6. (SBU) Zhou responded that the PBOC had long supported 
greater exchange rate flexibility, first and foremost because 
it gives the PBOC greater room to adjust monetary policy. 
While China's leadership could support appreciation at a 
slightly faster rate, they believe this will be insufficient 
to placate the United States Congress and what would placate 
Congress ) a 20-40 percent revaluation, is not politically 
viable in China.  Thus, China's leadership believes there is 
little scope for finding common ground on this issue.  Zhou 
said it would be helpful if Treasury could give the PBOC a 
better sense of how much appreciation is needed to placate 
Congress.  While a new Chinese Government might revisit 
exchange rate policy next year, until then there is unlikely 
to be a major change in policy. 
 
7. (SBU) Zhou added that, while United States policy makers 
believe that market prices will promote needed economic 
adjustments, and are advised by economists who rely on 
empirical data, China's older generation of political leaders 
still prefers administrative controls and fiscal changes 
(such as higher taxes or subsidies) targeted on sectors of 
concern over market-based policies such as interest and 
exchange rates that have a broader impact.  This preference 
is based on their experience, even if not supported by data. 

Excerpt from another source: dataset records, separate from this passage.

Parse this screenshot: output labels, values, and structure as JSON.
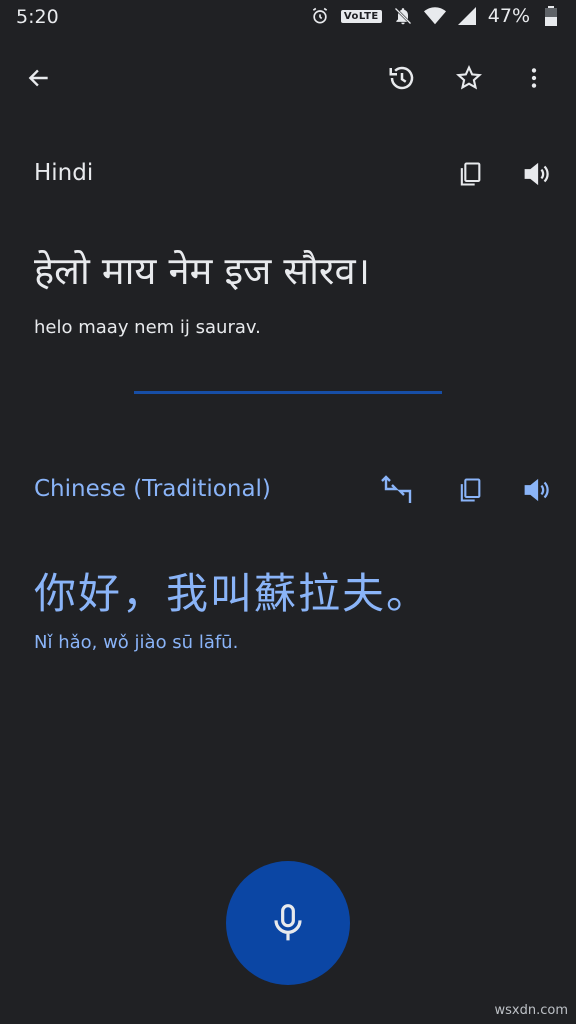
{
  "status_bar": {
    "time": "5:20",
    "volte": "VoLTE",
    "battery": "47%"
  },
  "toolbar": {
    "icons": [
      "back-arrow-icon",
      "history-icon",
      "star-icon",
      "more-vert-icon"
    ]
  },
  "source": {
    "language": "Hindi",
    "text": "हेलो माय नेम इज सौरव।",
    "transliteration": "helo maay nem ij saurav."
  },
  "target": {
    "language": "Chinese (Traditional)",
    "text": "你好，我叫蘇拉夫。",
    "transliteration": "Nǐ hǎo, wǒ jiào sū lāfū."
  },
  "colors": {
    "background": "#202124",
    "text": "#e8eaed",
    "accent": "#8ab4f8",
    "mic": "#0b46a4"
  },
  "watermark": "wsxdn.com"
}
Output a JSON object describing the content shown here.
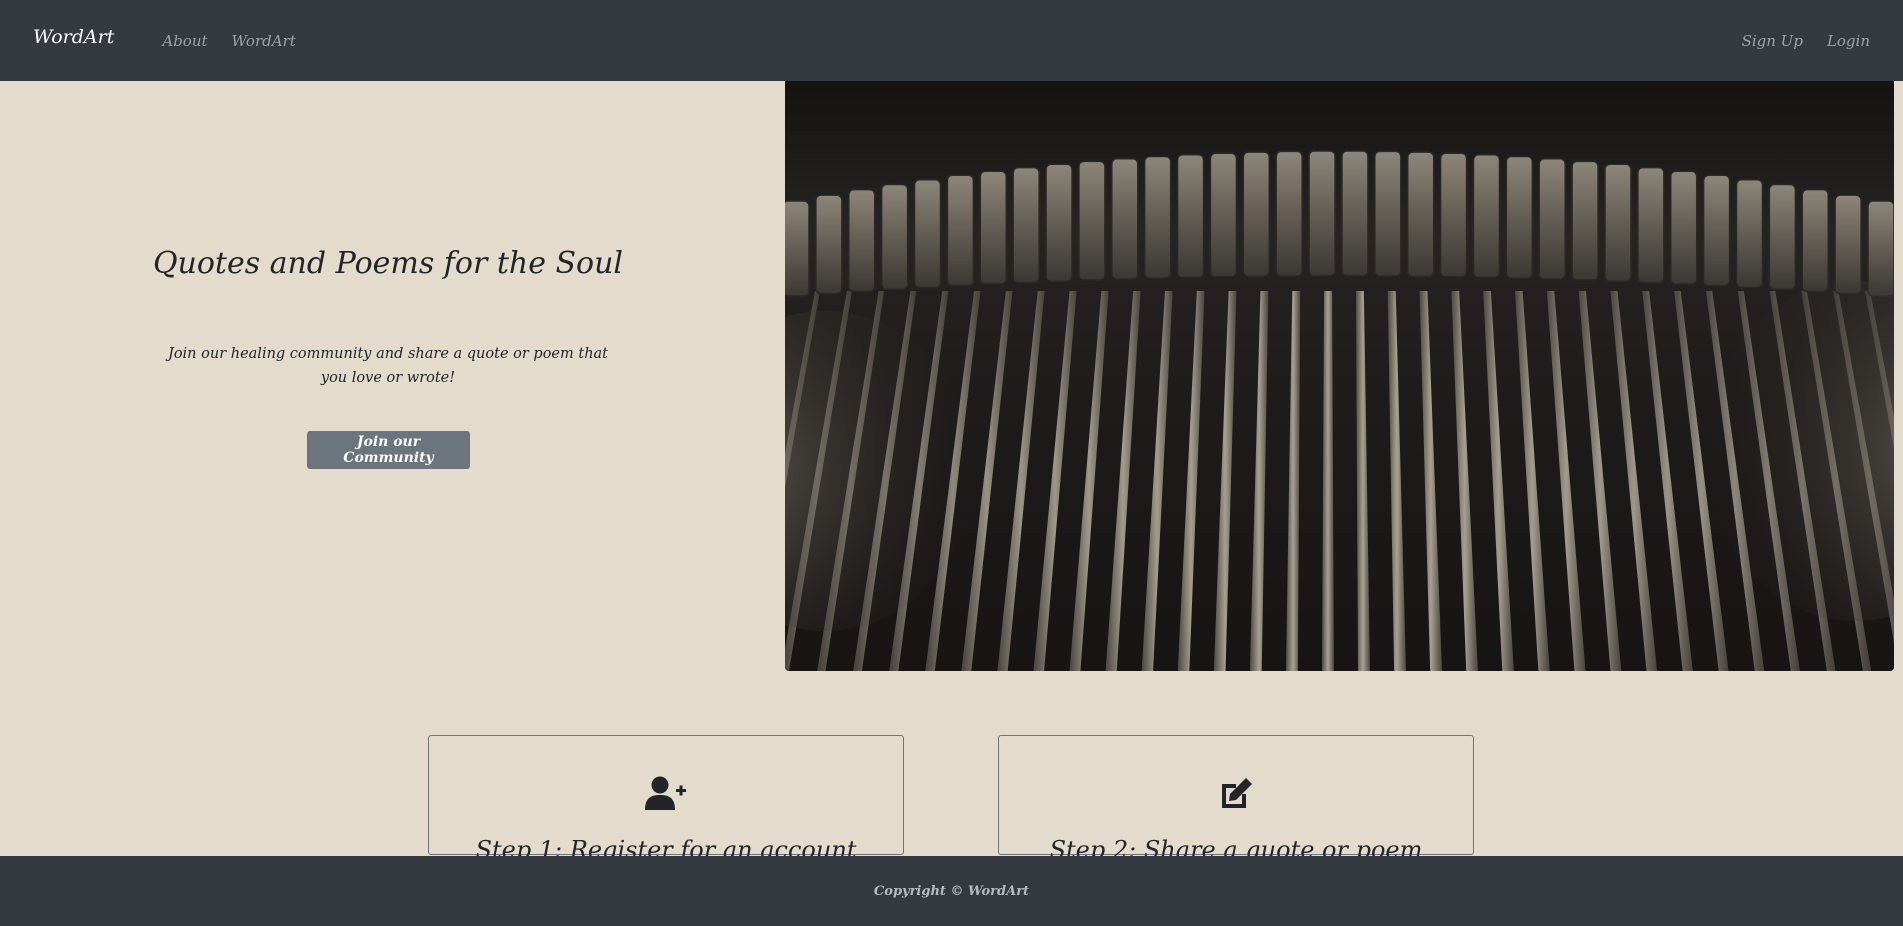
{
  "navbar": {
    "brand": "WordArt",
    "links": [
      "About",
      "WordArt"
    ],
    "right_links": [
      "Sign Up",
      "Login"
    ],
    "background": "#343a40"
  },
  "hero": {
    "title": "Quotes and Poems for the Soul",
    "text": "Join our healing community and share a quote or poem that you love or wrote!",
    "button_label": "Join our Community",
    "image_icon": "typewriter-photo",
    "background": "#e3dbcb"
  },
  "steps": [
    {
      "icon": "user-plus-icon",
      "title": "Step 1: Register for an account"
    },
    {
      "icon": "edit-icon",
      "title": "Step 2: Share a quote or poem"
    }
  ],
  "footer": {
    "text": "Copyright © WordArt"
  }
}
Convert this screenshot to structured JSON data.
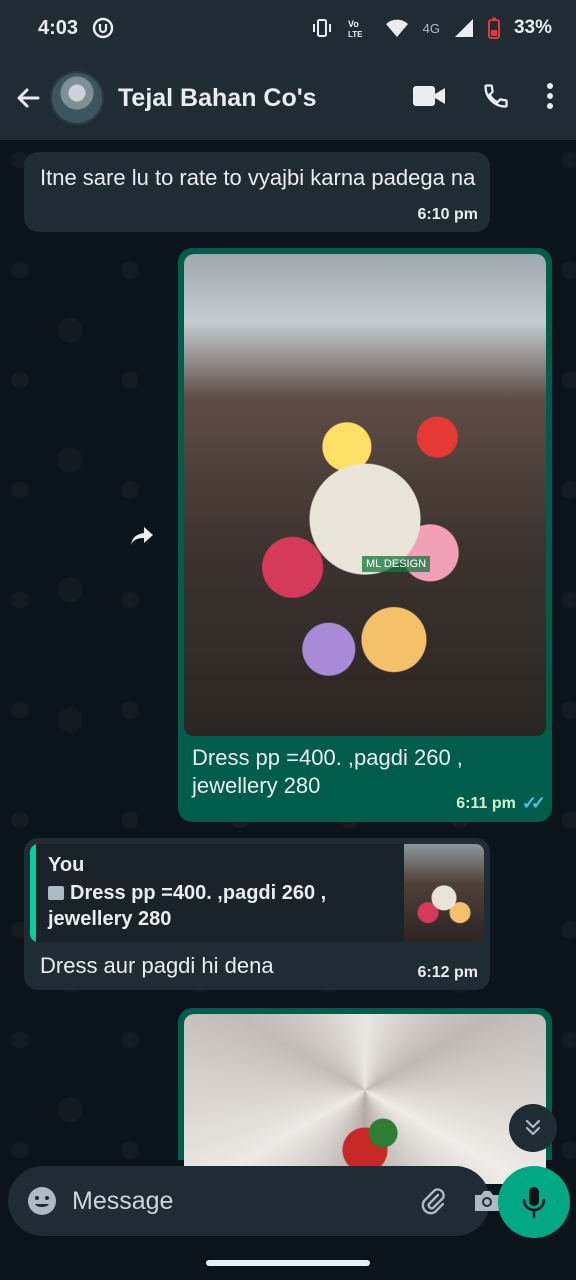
{
  "status_bar": {
    "time": "4:03",
    "network": "4G",
    "battery": "33%"
  },
  "header": {
    "contact_name": "Tejal Bahan Co's"
  },
  "messages": [
    {
      "direction": "in",
      "text": "Itne sare lu to rate to vyajbi karna padega na",
      "time": "6:10 pm"
    },
    {
      "direction": "out",
      "type": "image",
      "watermark": "ML DESIGN",
      "caption": "Dress pp =400.  ,pagdi 260 , jewellery 280",
      "time": "6:11 pm",
      "status": "read"
    },
    {
      "direction": "in",
      "quote": {
        "author": "You",
        "text": "Dress pp =400.  ,pagdi 260 , jewellery 280"
      },
      "text": "Dress aur pagdi hi dena",
      "time": "6:12 pm"
    },
    {
      "direction": "out",
      "type": "image"
    }
  ],
  "composer": {
    "placeholder": "Message"
  },
  "colors": {
    "incoming_bubble": "#202c33",
    "outgoing_bubble": "#005c4b",
    "accent": "#00a884",
    "read_tick": "#53bdeb"
  }
}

As a result, Zhou expects Chinese leaders will wait to assess 
the impact of fiscal policy changes annouced in the last 
several months (which raised ffective taxation on certain 
export sectors that are resource intensive or highly 
polluting) before making any changes to exchange rate policy. 
 
8. (SBU) Zhou said Paulson could more effectively promote his 
agenda if he addressed Chinese leaders' concerns that: 1) 

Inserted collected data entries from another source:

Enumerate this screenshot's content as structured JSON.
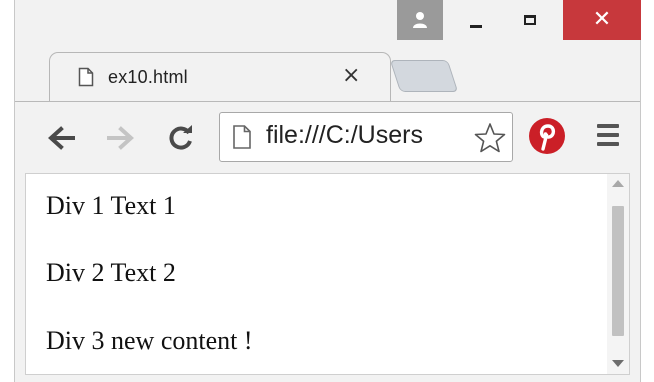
{
  "tab": {
    "title": "ex10.html",
    "close_glyph": "×"
  },
  "window_controls": {
    "user_icon": "user-icon",
    "close_glyph": "✕",
    "close_color": "#c7383c"
  },
  "toolbar": {
    "back_icon": "arrow-left-icon",
    "forward_icon": "arrow-right-icon",
    "reload_icon": "reload-icon",
    "address": "file:///C:/Users",
    "star_icon": "star-icon",
    "extension_icon": "pinterest-icon",
    "extension_color": "#cb1f27",
    "menu_icon": "hamburger-menu-icon"
  },
  "content": {
    "lines": [
      "Div 1 Text 1",
      "Div 2 Text 2",
      "Div 3 new content !"
    ]
  }
}
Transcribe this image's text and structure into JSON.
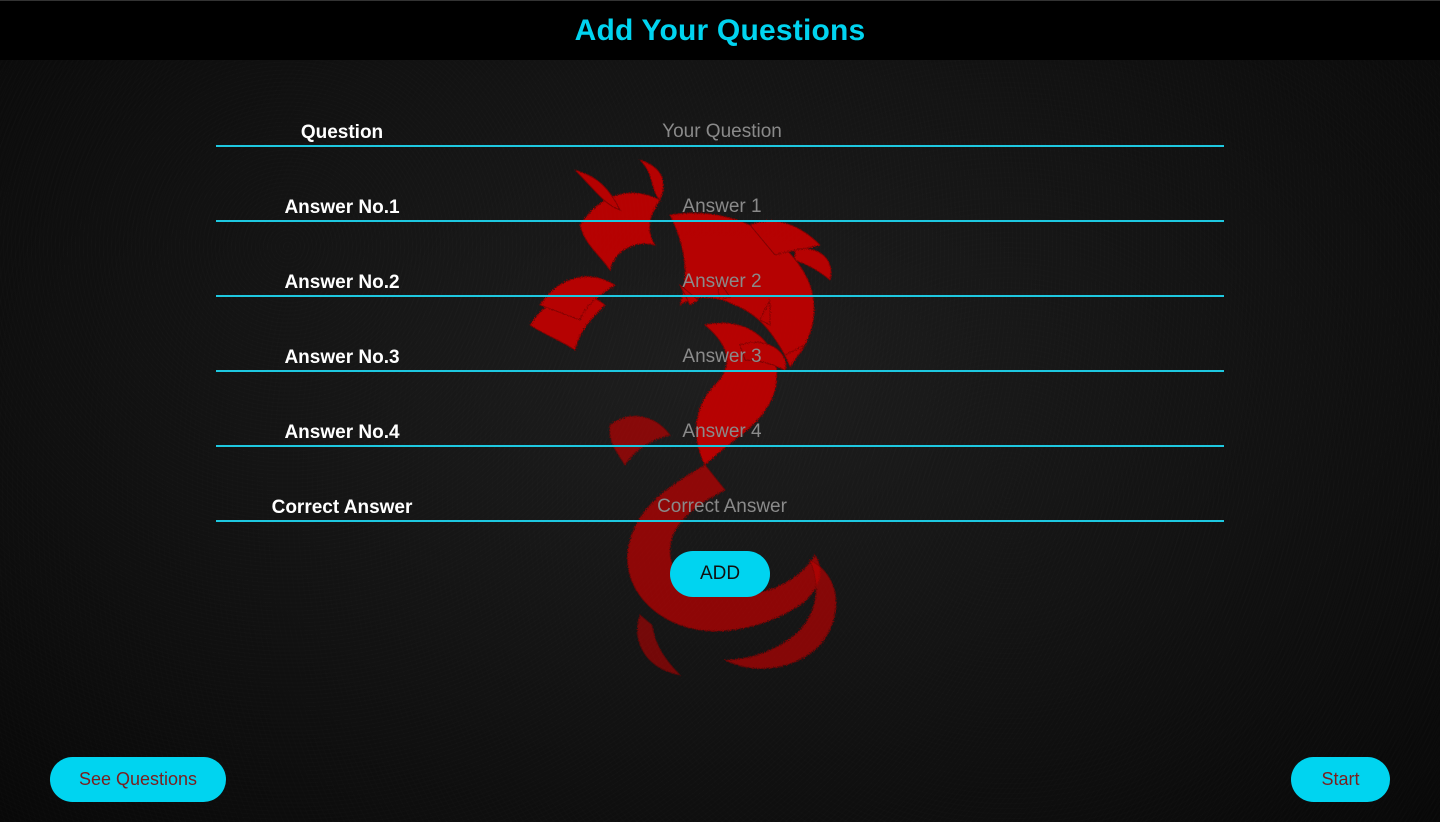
{
  "header": {
    "title": "Add Your Questions"
  },
  "form": {
    "fields": [
      {
        "label": "Question",
        "placeholder": "Your Question",
        "value": ""
      },
      {
        "label": "Answer No.1",
        "placeholder": "Answer 1",
        "value": ""
      },
      {
        "label": "Answer No.2",
        "placeholder": "Answer 2",
        "value": ""
      },
      {
        "label": "Answer No.3",
        "placeholder": "Answer 3",
        "value": ""
      },
      {
        "label": "Answer No.4",
        "placeholder": "Answer 4",
        "value": ""
      },
      {
        "label": "Correct Answer",
        "placeholder": "Correct Answer",
        "value": ""
      }
    ],
    "add_label": "ADD"
  },
  "footer": {
    "see_questions_label": "See Questions",
    "start_label": "Start"
  },
  "colors": {
    "accent": "#00d4f0",
    "underline": "#1ec8e0",
    "dragon": "#d40000",
    "button_text": "#7a1f1f"
  },
  "icons": {
    "background": "dragon-icon"
  }
}
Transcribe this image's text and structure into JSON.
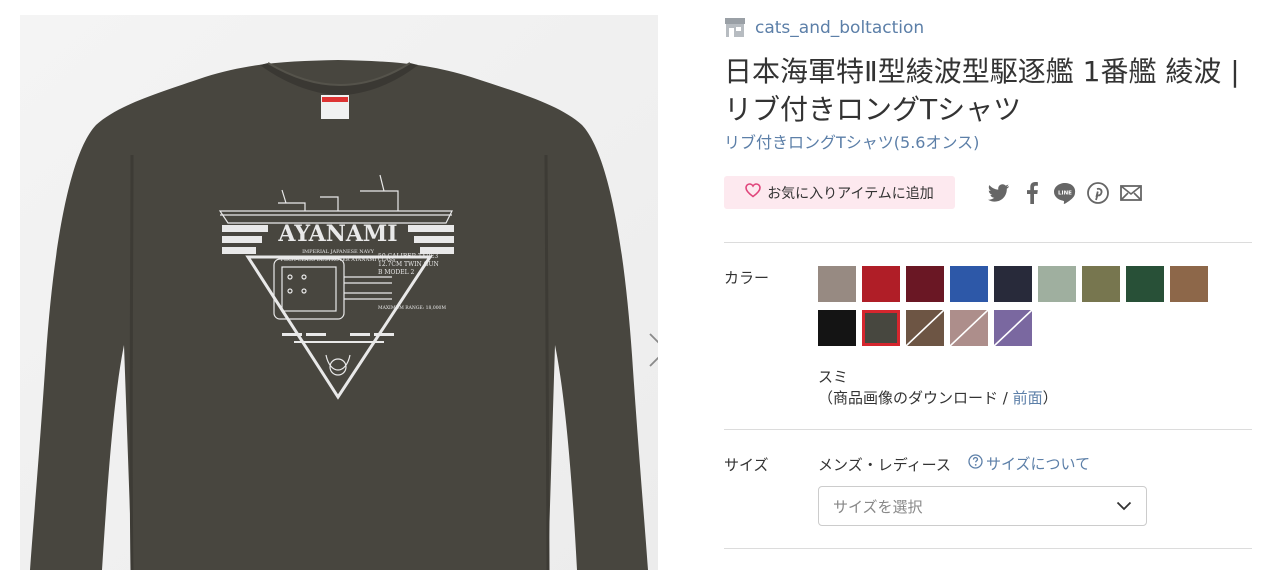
{
  "shop": {
    "name": "cats_and_boltaction",
    "icon": "shop-icon"
  },
  "product": {
    "title": "日本海軍特Ⅱ型綾波型駆逐艦 1番艦 綾波 | リブ付きロングTシャツ",
    "type_link": "リブ付きロングTシャツ(5.6オンス)"
  },
  "image": {
    "print_title": "AYANAMI",
    "print_sub1": "IMPERIAL JAPANESE NAVY",
    "print_sub2": "FIRST-CLASS DESTROYER  AYANAMI CLASS",
    "print_spec1": "50 CALIBER TYPE3",
    "print_spec2": "12.7CM TWIN GUN",
    "print_spec3": "B MODEL 2",
    "print_range": "MAXIMUM RANGE: 18,000M",
    "next_icon": "chevron-right-icon"
  },
  "favorite": {
    "label": "お気に入りアイテムに追加",
    "icon": "heart-icon",
    "color": "#e0457b"
  },
  "share_icons": [
    "twitter-icon",
    "facebook-icon",
    "line-icon",
    "pinterest-icon",
    "mail-icon"
  ],
  "color": {
    "label": "カラー",
    "swatches": [
      {
        "name": "light-gray",
        "fill": "#978a82"
      },
      {
        "name": "red",
        "fill": "#b01e27"
      },
      {
        "name": "burgundy",
        "fill": "#6a1724"
      },
      {
        "name": "royal-blue",
        "fill": "#2d58a8"
      },
      {
        "name": "navy",
        "fill": "#282a3a"
      },
      {
        "name": "sage",
        "fill": "#9faf9f"
      },
      {
        "name": "olive",
        "fill": "#77764f"
      },
      {
        "name": "forest-green",
        "fill": "#285037"
      },
      {
        "name": "brown",
        "fill": "#8d6749"
      },
      {
        "name": "black",
        "fill": "#141414"
      },
      {
        "name": "sumi",
        "fill": "#47473f",
        "selected": true
      },
      {
        "name": "heather-brown",
        "fill": "#6d5544",
        "diagonal": true
      },
      {
        "name": "heather-pink",
        "fill": "#ad8e8b",
        "diagonal": true
      },
      {
        "name": "heather-purple",
        "fill": "#7a68a0",
        "diagonal": true
      }
    ],
    "selected_name": "スミ",
    "download_prefix": "（商品画像のダウンロード / ",
    "download_link": "前面",
    "download_suffix": "）"
  },
  "size": {
    "label": "サイズ",
    "category": "メンズ・レディース",
    "guide_label": "サイズについて",
    "guide_icon": "question-circle-icon",
    "select_placeholder": "サイズを選択",
    "select_icon": "chevron-down-icon"
  }
}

greater market access for foreign firms in financial services 
would adversely impact China's financial security, 
particularly the ability of Chinese firms to compete with 
foreign firms (Comment: Embassy interlocutors say this is a 
particular concern in the securities sector.  End comment.); 
and 2) the United States protects its companies from 
competition through prudential supervision (such as bank 
licensing) and national security reviews (CFIUS) and thus 
China should as well.  Zhou noted that if the Fed could 
accelerate its approval of Chinese banks' branch 
applications, this would remove an excuse for maintaining 
market access barriers in China,s financial sector and would 
not threaten the safety and soundness of the Unites States 
financial sector.  Zhou also suggested that Paulson stress to 
China's leaders that most other emerging markets do not limit 
FDI in financial services, and note how open the United 
States is in the financial sectors, since China's leaders 
believe their own policies are the norm.  Finally, he 
recommended not pressing China's leaders on currency policy 
unless the United States could reduce its demands to an 
amount that is viewed as more politically realistic in China. 
 
9. (SBU) Zhou said it would be difficult to reduce trade 
imbalances in the near term since they are caused mainly by 
high savings in China and low savings in the United States, 
and it is difficult for policy changes to affect short-term 
savings rates.  Given this, Zhou suggested it is likely that 
China will continue to accumulate large official assets and 
proposed that China and the United States consider how these 
investments could be made in a way that reduces bilateral 
trade tensions.  In addition to investing in the United 
States, Zhou suggested that China could invest its official 
assets in NAFTA or CAFTA companies whose products have a high 
American content.  Furthermore, Chinese companies do not 
understand the regulatory and political investment climate in 
the United State and other countries and could use advice 
from United States officials. 
 
BEIJING 00005562  003 OF 003 
 
 
 
10. (SBU) Finally, Zhou commented that the United States SED 
proposal to reduce tariffs on environmental goods is worth 
pursuing.  He also thanked the United States for its support 
of China's membership in the Inter-American Development Bank 
(IDB) and the Financial Action Task Force (FATF). 
 
 
11. (U) Secretary Paulson's delegation cleared this cable.